水仙是土生土长的中央帝国人,在中央帝国,大家不信神佛,更相信自己能修为大成,位列仙班,所以古代遗留的寺庙便成了摆设。
苏华昭招呼来一个小沙弥引路,小沙弥看苏华昭和水仙衣着朴素,看上去就是给不起赏钱的主,一开始还不愿过来,直到水仙厉声喝了一句:“快点!”,他才被吓到,不情不愿地走了过来。
小沙弥看着不过十余岁,圆溜溜的光头上点几个点,看着憨态可掬。
不用苏华昭亲自开口吩咐,水仙就摸出两颗有分量的银锭子,扔给小沙弥,这小沙弥见有钱拿才喜笑颜开。
“贵人,可是要贫僧引路?”小沙弥笑眯眯道。
还贫僧,你这和尚做的可一点不清贫。
斗笠掩盖下,苏华昭对小沙弥变脸的速度颇有些无语,不动声色地撇了撇嘴角,“小道友,你可知江家大小姐江盼晚在何处,她与我约定今日寒山寺相见。”
江大小姐?小沙弥一听,脸色变了又变,突然惶恐不安问:“您说的可是武安侯先夫人?”
苏华昭心下一沉,“先夫人?”
她三日前还收到了江盼晚的书信,莫非就这两日......
“对......对啊,武安侯先夫人去世已有一年之久。”小沙弥没想到苏华昭不知道这件事,还奇怪,如果眼前这位姑娘不知道江夫人去世了,怎么还来寺庙里拜她?
一年......怎么可能呢。
一向笑意盈盈,喜怒不形于色的苏华昭,多年来罕见地阴下了脸,眸中隐有风雨欲来之势,但她很快又平复下来,神情淡淡,“小道友,你可能给我讲讲江家大小姐的事?”
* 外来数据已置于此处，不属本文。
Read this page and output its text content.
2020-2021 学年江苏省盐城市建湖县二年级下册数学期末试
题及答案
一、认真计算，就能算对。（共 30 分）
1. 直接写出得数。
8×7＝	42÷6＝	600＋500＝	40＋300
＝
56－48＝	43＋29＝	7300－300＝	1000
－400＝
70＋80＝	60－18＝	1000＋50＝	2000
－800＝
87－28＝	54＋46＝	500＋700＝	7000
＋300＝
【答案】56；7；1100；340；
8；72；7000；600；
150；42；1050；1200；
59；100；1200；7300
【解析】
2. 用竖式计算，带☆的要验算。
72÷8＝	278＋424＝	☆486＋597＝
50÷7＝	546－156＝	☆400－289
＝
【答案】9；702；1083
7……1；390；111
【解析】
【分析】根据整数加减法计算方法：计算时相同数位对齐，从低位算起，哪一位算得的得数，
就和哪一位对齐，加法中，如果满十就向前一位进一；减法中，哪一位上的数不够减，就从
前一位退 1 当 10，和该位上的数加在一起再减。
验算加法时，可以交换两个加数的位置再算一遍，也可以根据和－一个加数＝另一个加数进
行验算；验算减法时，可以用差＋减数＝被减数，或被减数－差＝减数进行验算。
小沙弥表现得很为难,“武安侯今时不同往日,他不准旁人议论他的先夫人。”
苏华昭直接从腕上褪下一支冰种飘花的玉镯,递给小沙弥,这镯子成色好,拿到当铺卖了换来的银子至少能供他半年吃喝不愁。
“京城都传,武安侯先夫人是被人害死的!”小沙弥举着镯子在日光下看了半天,连忙用袖子擦了又擦,小心翼翼地揣进了袈裟里,然后给苏华昭放了个重磅消息。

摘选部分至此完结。